Это был эрзац: сильно крошащийся, сухой, с отстающей коркой, обсыпанный просяной шелухой. Его выпекали из эрзац-муки, на которую шли кукурузные кочаны, просяная полова, ячмень, конские каштаны. Хлеб трещал на зубах и имел приторно-горьковатый вкус. После него поднималась изжога, но я, конечно, дорожил им, делил свои 200 граммов на семь частей – это примерно 28 граммов на день – и никогда на завтрашнюю порцию не посягал.
Мы с дедом не могли простить себе, что мало собрали каштанов по скверам, пока не выпал снег.
Теперь Управа печатала воззвания, чтобы каштаны использовали в пищу, объяснялось с научной точностью, сколько в них калорий, белков, крахмала. Каштаны мы давно поели. Чудаки немцы, нашли кого учить, что можно есть, – украинцев, которые пережили голод тридцатых годов!.. Мы сами кого хочешь поучим.
Дед заболел. Это была целая эпопея, как бабка и мама отыскивали врача и чего это стоило. У деда обнаружили камни в мочевом пузыре. Его положили на операцию в Октябрьскую больницу за Бессарабским рынком.
Странная история с этой больницей. Обычно больницы занимались под казармы, больных стреляли, а вот Октябрьскую почему-то оставили, и она функционировала до лета 1942 года, пока, наконец, ее не закрыли. Больше того, в ней остались от советского времени раненые красноармейцы, и немцы их почему-то не тронули.
Больница держалась тем, что исчерпывала старые запасы медикаментов, но не было еды. Один раз в день больным выдавали черпак горячей водички с редко плавающими крупинками. Городские жили передачами, а раненые тем, что подадут. Передачи деду возил я, и это стало моим кошмаром.
Войдя в корпус, я уже у дверей попал в кольцо раненых. Они не кидались, не кричали, не вырывали, а просто молча, вытянув шеи, смотрели. Я пробился сквозь них, взял в раздевалке халат и двинулся по лестнице.
Широкая и роскошная, она вела на второй этаж, и по ней раненые стояли вдоль стены шеренгой – скелетоподобные, восковые, с забинтованными головами, на костылях, ничего не говорили – только смотрели лихорадочными полубезумными глазами, и изредка робко протягивалась серая ладонь, сложенная лодочкой.
Я потрошил свой сверток, совал по рукам микроскопические корки и кусочки картошки, чувствуя себя при этом отвратительно, маленький благодетель перед этими взрослыми мужчинами, и, когда я добрался, наконец, до палаты, дед сразу догадался и завопил:
– Что ты, трясця твоей матери, раздаешь, богатый какой нашелся! Не смей им, злыдням, давать, все равно сдохнут, а тут я вот сам подыхаю!

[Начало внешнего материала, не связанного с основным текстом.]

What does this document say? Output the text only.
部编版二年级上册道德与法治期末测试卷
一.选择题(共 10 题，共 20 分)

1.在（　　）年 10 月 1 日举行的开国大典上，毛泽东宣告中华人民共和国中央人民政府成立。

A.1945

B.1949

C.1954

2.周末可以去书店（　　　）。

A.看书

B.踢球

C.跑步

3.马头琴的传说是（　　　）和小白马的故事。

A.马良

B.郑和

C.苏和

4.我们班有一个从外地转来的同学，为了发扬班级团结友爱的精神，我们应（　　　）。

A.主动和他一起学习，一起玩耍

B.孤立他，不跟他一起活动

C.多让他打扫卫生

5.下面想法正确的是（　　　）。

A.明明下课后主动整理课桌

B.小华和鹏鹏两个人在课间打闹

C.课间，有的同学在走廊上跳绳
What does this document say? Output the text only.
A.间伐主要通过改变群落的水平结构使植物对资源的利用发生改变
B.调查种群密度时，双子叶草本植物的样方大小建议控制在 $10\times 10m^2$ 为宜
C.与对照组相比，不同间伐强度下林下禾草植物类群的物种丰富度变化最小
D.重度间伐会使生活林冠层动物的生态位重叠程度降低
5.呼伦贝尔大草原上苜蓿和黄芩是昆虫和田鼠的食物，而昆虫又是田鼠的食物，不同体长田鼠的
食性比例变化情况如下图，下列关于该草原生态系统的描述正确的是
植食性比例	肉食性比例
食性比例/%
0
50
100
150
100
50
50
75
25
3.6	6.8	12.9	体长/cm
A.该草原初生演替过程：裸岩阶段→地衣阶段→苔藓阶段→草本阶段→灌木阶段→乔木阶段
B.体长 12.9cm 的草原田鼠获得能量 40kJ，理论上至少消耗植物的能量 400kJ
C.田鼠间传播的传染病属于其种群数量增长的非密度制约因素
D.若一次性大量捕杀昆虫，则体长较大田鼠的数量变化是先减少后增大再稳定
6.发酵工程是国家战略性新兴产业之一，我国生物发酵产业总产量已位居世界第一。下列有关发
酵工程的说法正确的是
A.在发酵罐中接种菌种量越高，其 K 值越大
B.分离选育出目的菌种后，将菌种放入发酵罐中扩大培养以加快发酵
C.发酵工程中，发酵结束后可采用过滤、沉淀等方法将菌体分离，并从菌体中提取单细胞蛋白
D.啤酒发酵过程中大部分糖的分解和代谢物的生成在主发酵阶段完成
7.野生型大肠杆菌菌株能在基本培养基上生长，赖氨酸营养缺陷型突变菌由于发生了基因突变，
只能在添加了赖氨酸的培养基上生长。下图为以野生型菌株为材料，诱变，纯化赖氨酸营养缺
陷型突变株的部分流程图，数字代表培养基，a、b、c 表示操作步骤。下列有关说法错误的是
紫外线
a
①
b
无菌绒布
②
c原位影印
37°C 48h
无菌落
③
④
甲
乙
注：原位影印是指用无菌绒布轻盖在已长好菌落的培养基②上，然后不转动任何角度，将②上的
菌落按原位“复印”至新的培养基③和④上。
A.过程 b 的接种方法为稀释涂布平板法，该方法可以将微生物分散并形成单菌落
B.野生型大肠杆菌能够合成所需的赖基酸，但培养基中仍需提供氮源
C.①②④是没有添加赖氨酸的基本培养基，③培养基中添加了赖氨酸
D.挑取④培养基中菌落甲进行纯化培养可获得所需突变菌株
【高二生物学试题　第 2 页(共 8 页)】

Я не знал, куда мне и деваться. Дед вправду выглядел живым мертвецом. Ему уже сделали операцию, вывели трубочку для мочи через живот, к концу ее была привязана бутылка. Дед от слабости едва шевелился, а ругался, как здоровый, уцепился за корзинку, затолкал еду в тумбочку, припер дверцу табуреткой и еще руку на нее положил.
На соседней койке лежал раненый без ног, обросший черной бородкой, с измученным лицом, как Христос с бабкиной иконы.

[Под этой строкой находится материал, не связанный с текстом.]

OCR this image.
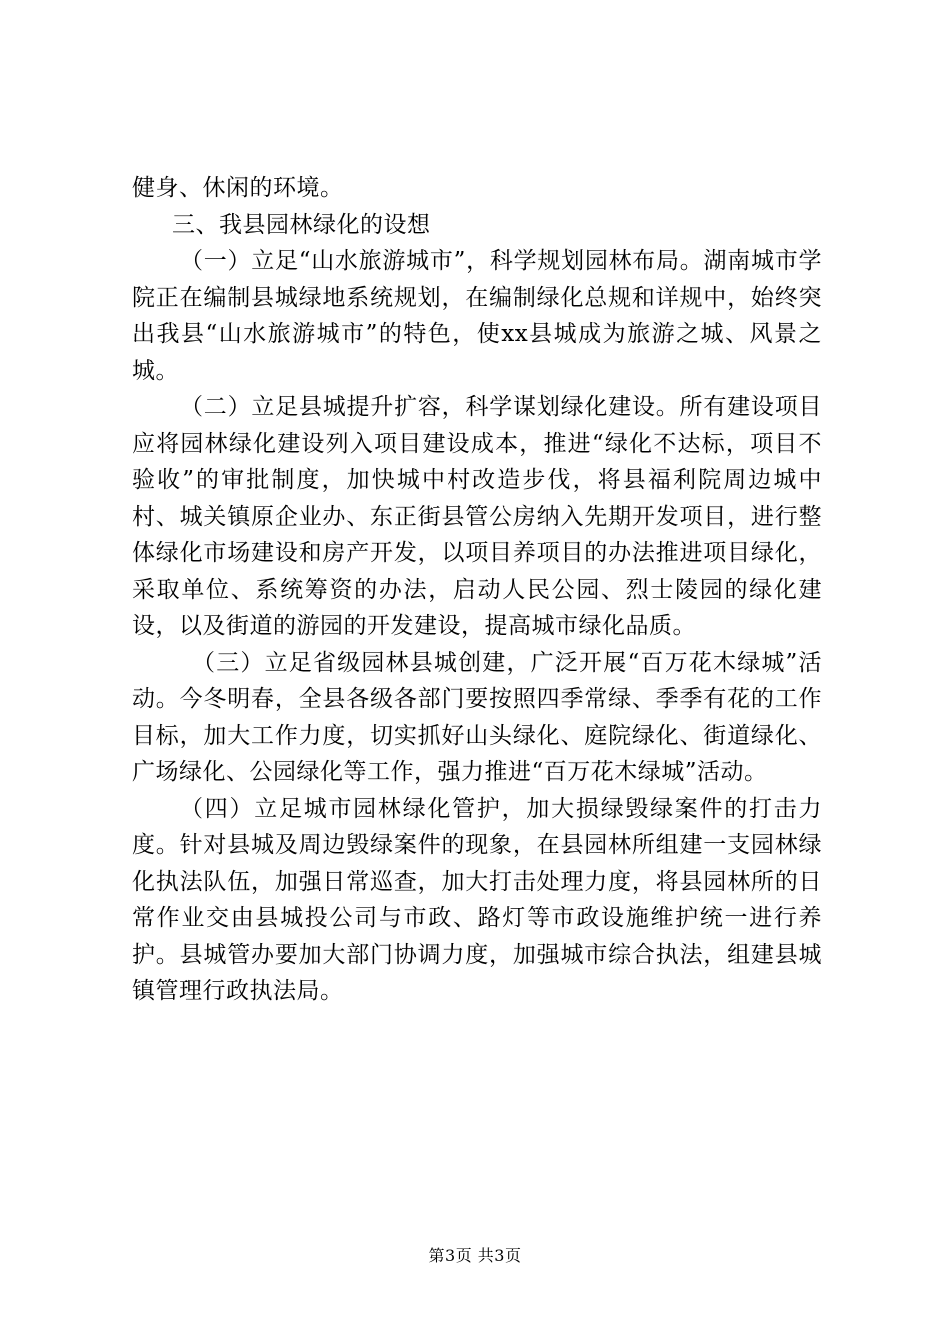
健身、休闲的环境。

三、我县园林绿化的设想

（一）立足“山水旅游城市”，科学规划园林布局。湖南城市学院正在编制县城绿地系统规划，在编制绿化总规和详规中，始终突出我县“山水旅游城市”的特色，使xx县城成为旅游之城、风景之城。

（二）立足县城提升扩容，科学谋划绿化建设。所有建设项目应将园林绿化建设列入项目建设成本，推进“绿化不达标，项目不验收”的审批制度，加快城中村改造步伐，将县福利院周边城中村、城关镇原企业办、东正街县管公房纳入先期开发项目，进行整体绿化市场建设和房产开发，以项目养项目的办法推进项目绿化，采取单位、系统筹资的办法，启动人民公园、烈士陵园的绿化建设，以及街道的游园的开发建设，提高城市绿化品质。

（三）立足省级园林县城创建，广泛开展“百万花木绿城”活动。今冬明春，全县各级各部门要按照四季常绿、季季有花的工作目标，加大工作力度，切实抓好山头绿化、庭院绿化、街道绿化、广场绿化、公园绿化等工作，强力推进“百万花木绿城”活动。

（四）立足城市园林绿化管护，加大损绿毁绿案件的打击力度。针对县城及周边毁绿案件的现象，在县园林所组建一支园林绿化执法队伍，加强日常巡查，加大打击处理力度，将县园林所的日常作业交由县城投公司与市政、路灯等市政设施维护统一进行养护。县城管办要加大部门协调力度，加强城市综合执法，组建县城镇管理行政执法局。

第3页 共3页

– Стервозный дед у тебя, сынок, – глухо сказал он, поворачивая одни только глаза. – Со всей палатой уже переругался... А подвинься сюда, я тебе что-то скажу.
Я подвинулся, жалея, что не оставил ему ни корки.
– Ты собери опавших листьев, – сказал он, – хорошенько просуши, потри руками и принеси: очень хочется покурить.
Я закивал головой: чего-чего, а листьев достать можно.
– Лучше всего листья вишни, – сказал он тоскливо. – Вишневых.
Дома я долго рылся в снегу, выгребая почерневшие мерзлые листья, отбирая только вишневые, высушил их на печи, натер, а когда через два дня снова пришел с передачей, оказалось, что безногий уже умер. Не могу передать, как я казнился: знал бы, отнес специально раньше, хоть бы он покурил перед смертью.
Торбочку с листьями жадно приняли у меня другие раненые, потом я еще им носил; не знаю только, куда делись раненые после закрытия больницы.